I have a format.json file that contains certain regex searches and transform operation instructions.
Here's a sample:
{
"currency": {
"dtype": "float64",
"searches": [
{
"regex_search": "^[\\s]*\\$[+-]?[0-9]{1,3}(?:,?[0-9]{3})*(?:\\.[0-9]{2})?[\\s]*$",
"op": {
"replace": {
"regex": "[$,]",
"sub": ""
}
}
},
{
"regex_search": "^[\\s]*See Award Doc[\\s]*$",
"op": {
"replace": {
"regex": "^.*$",
"sub": ""
}
}
}
]
}
}
I have a UDF that essentially looks through a column and tries to match and transform the data.

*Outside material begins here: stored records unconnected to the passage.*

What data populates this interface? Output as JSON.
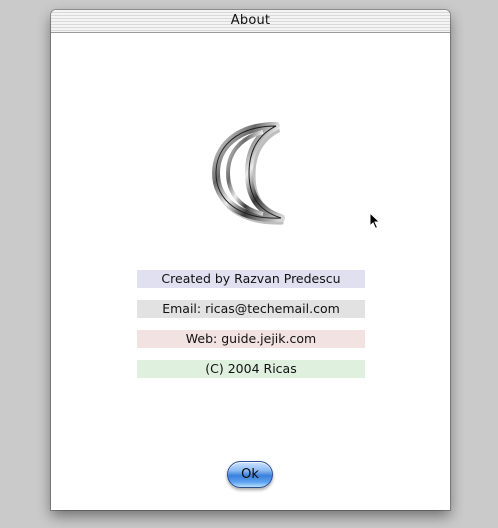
{
  "window": {
    "title": "About"
  },
  "logo": {
    "icon": "crescent-moon-icon"
  },
  "info": {
    "author": "Created by Razvan Predescu",
    "email": "Email: ricas@techemail.com",
    "web": "Web: guide.jejik.com",
    "copyright": "(C) 2004 Ricas"
  },
  "buttons": {
    "ok_label": "Ok"
  },
  "colors": {
    "author_row": "#e0e0f0",
    "email_row": "#e2e2e2",
    "web_row": "#f3e2e2",
    "copyright_row": "#dff0df",
    "ok_button_accent": "#3a7fdc"
  }
}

# transform data so that column can be cast properly
udf_match_and_transform = f.udf(lambda data: match_and_transform(data, format_dict), StringType())
df = df.withColumn(column_name, udf_match_and_transform(df[column_name]))
The match_and_transform
function essentially looks at the format dictionary and tries to match the given value to a format and then return the transform that value.
The last line uses withColumn
to essentially map the UDF to the column, replacing the old column with the newly transformed column. Problem is, it seems to take a very long time in comparison to other operation I run on the columns like frequency, percentile, mean, min, max, stddev, etc.
TLDR
It seems like the withColumn
function of a DataFrame does not utilize multiple cores; how can I get similar functionality but with parallelization?
Notes
I'm testing this locally on a machine with 12 cores and 16 GB RAM.
I know I can convert the DataFrame to an RDD and parallelize, but I'd like to avoid this if there's another way.
I also know that it would be faster to use a Scala/Java UDF, but I think that would still be performed with one core using withColumn
?